Deputies pursued him to a nearby church, where his family lost sight of him for several minutes.

The next time they saw him, Padgett was kneeling in the road, covered in blood, said his brother, Jacob.

Padgett climbed into a patrol car and drove away, according to a news release from the Simpson County Sheriff’s Department. A deputy chased him to a nearby gas station and fatally shot him as he opened the car door holding a deputy’s rifle.

Taser logs from the department obtained by Mississippi Today and The New York Times show that deputies fired their devices 17 times.

Deputies repeatedly shocked Padgett, “even as he fearfully surrendered on his knees with his hands interlocked behind his head, begging not to be shot,” according to the lawsuit. “After nearly killing him with brute, unnecessary force, the … Simpson County Deputies, like Keystone Kops, then allowed Jared to sit in the passenger’s seat of a patrol car, with keys in the ignition, alongside an unsecured (but unloaded) AR-15 rifle, and left him there unattended.

“When Jared – dazed, bloodied, and in crisis from the repeated tasings and abuse – fled the scene in the patrol car, Deputy Jason Runnels pursued Jared to a nearby service station and fatally shot him to death, then left Jared laying in his blood on the concrete, without so much as even requesting medical attention for Jared, who was eventually pronounced dead at the scene,” the lawsuit alleges. 

“At least two witnesses have reported that Jared was not threatening harm to anyone, but instead merely surrendered, and laid the AR-15 on the ground beside the car, not pointing it at anyone, when Runnels fired his barrage of fatal bullets into Jared’s body.”

Runnels was quoted as telling an investigator that Padgett exited the patrol car with the AR-15 and “appeared to be attempting to load it” when the deputy shot him multiple times.

Despite the shooting, Runnels was never placed on administrative leave, according to the lawsuit. 

When Runnels previously worked as a deputy in Smith County, he was involved in a fatal accident, “wherein he struck and killed a child while operating a vehicle at an obscene rate of speed in excess of any such speed needed,” the lawsuit says. “Runnels faced no criminal or disciplinary consequence for that incident, nor did he receive any corrective or rehabilitative training.”

Runnels could not be reached for comment.
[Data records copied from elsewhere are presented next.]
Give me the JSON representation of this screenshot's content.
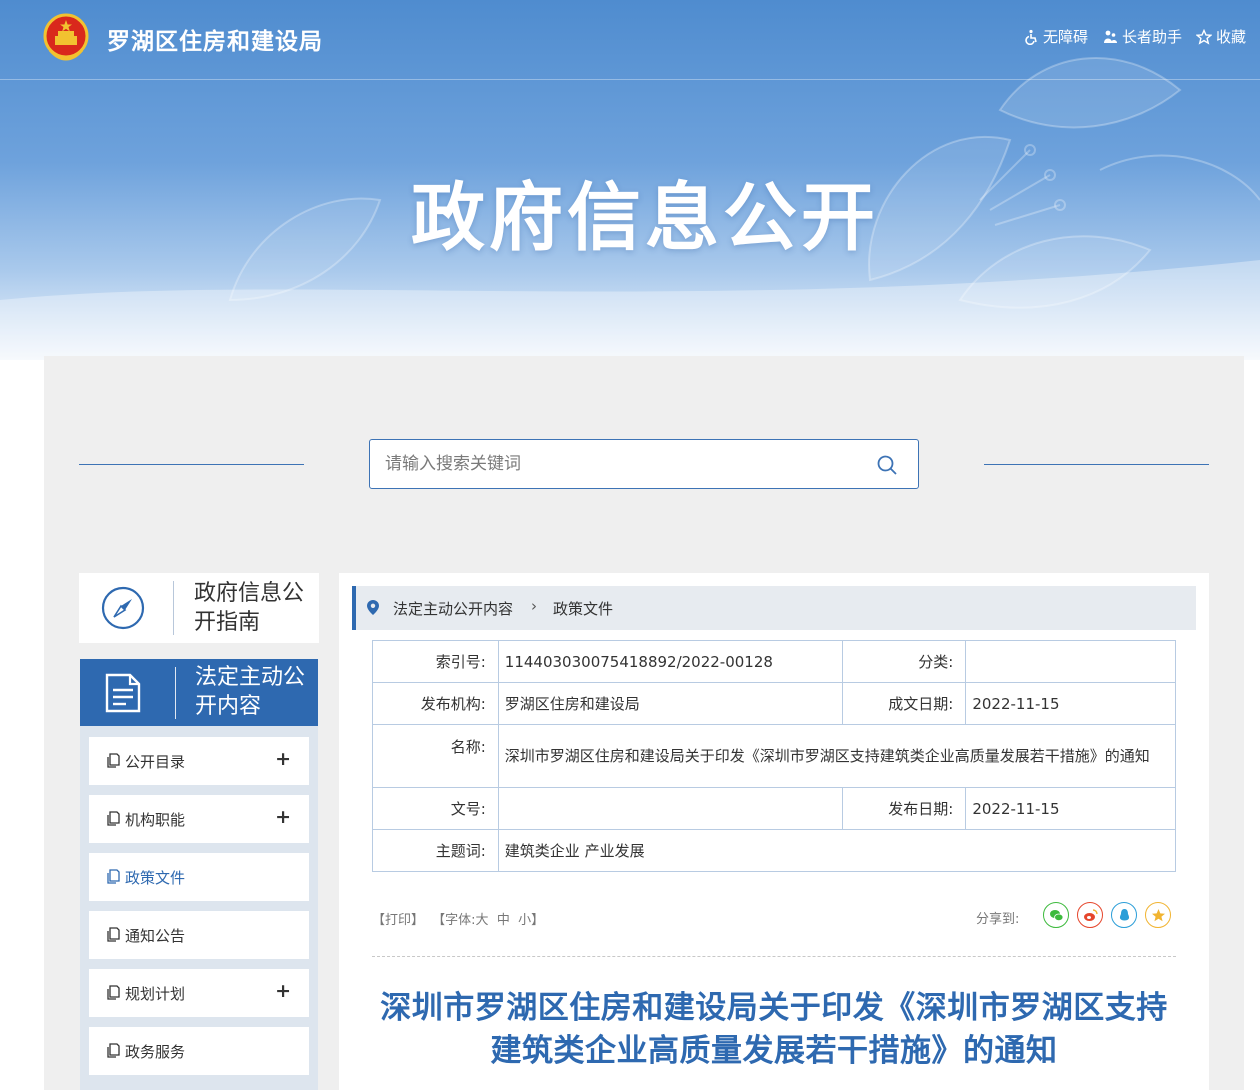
{
  "header": {
    "site_name": "罗湖区住房和建设局",
    "links": [
      {
        "icon": "wheelchair-icon",
        "label": "无障碍"
      },
      {
        "icon": "elder-icon",
        "label": "长者助手"
      },
      {
        "icon": "star-icon",
        "label": "收藏"
      }
    ]
  },
  "banner": {
    "title": "政府信息公开"
  },
  "search": {
    "placeholder": "请输入搜索关键词",
    "value": ""
  },
  "sidebar": {
    "guide": {
      "icon": "compass-icon",
      "label": "政府信息公开指南"
    },
    "legal": {
      "icon": "document-icon",
      "label": "法定主动公开内容"
    },
    "items": [
      {
        "label": "公开目录",
        "expandable": true,
        "active": false
      },
      {
        "label": "机构职能",
        "expandable": true,
        "active": false
      },
      {
        "label": "政策文件",
        "expandable": false,
        "active": true
      },
      {
        "label": "通知公告",
        "expandable": false,
        "active": false
      },
      {
        "label": "规划计划",
        "expandable": true,
        "active": false
      },
      {
        "label": "政务服务",
        "expandable": false,
        "active": false
      }
    ],
    "expand_symbol": "+"
  },
  "breadcrumb": {
    "items": [
      "法定主动公开内容",
      "政策文件"
    ],
    "separator": "›"
  },
  "meta": {
    "index_label": "索引号:",
    "index_value": "114403030075418892/2022-00128",
    "category_label": "分类:",
    "category_value": "",
    "publisher_label": "发布机构:",
    "publisher_value": "罗湖区住房和建设局",
    "written_label": "成文日期:",
    "written_value": "2022-11-15",
    "name_label": "名称:",
    "name_value": "深圳市罗湖区住房和建设局关于印发《深圳市罗湖区支持建筑类企业高质量发展若干措施》的通知",
    "docno_label": "文号:",
    "docno_value": "",
    "published_label": "发布日期:",
    "published_value": "2022-11-15",
    "keywords_label": "主题词:",
    "keywords_value": "建筑类企业 产业发展"
  },
  "tools": {
    "print": "【打印】",
    "font_prefix": "【字体:",
    "font_large": "大",
    "font_medium": "中",
    "font_small": "小",
    "font_suffix": "】",
    "share_label": "分享到:",
    "share_icons": [
      "wechat-icon",
      "weibo-icon",
      "qq-icon",
      "qzone-icon"
    ]
  },
  "article": {
    "title_line1": "深圳市罗湖区住房和建设局关于印发《深圳市罗湖区支持",
    "title_line2": "建筑类企业高质量发展若干措施》的通知"
  },
  "colors": {
    "brand": "#2e69b0",
    "grey_bg": "#efefef",
    "wechat": "#3dba3d",
    "weibo": "#e6462c",
    "qq": "#2b9ed8",
    "qzone": "#f1b431"
  }
}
The lawsuit says the investigation was referred to the state attorney general and that no one but the Simpson County Sheriff’s Department and the officers involved “appear to have any idea of the status of any investigation, assuming there was even one at all.”

Padgett’s mother, Beverly Padgett, said she has repeatedly called authorities for more information.

“That was my son that I love,” she told Mississippi Today. “Why did y’all do that?”

The family has never received a copy of her son’s autopsy report or any explanation about what happened, she said.

“Money can’t bring him back, but I want the truth exposed,” she said. “I’ve got to get closure to be OK. I want to know how many times they shot my son. They told me it’s none of my business. Why is it not?”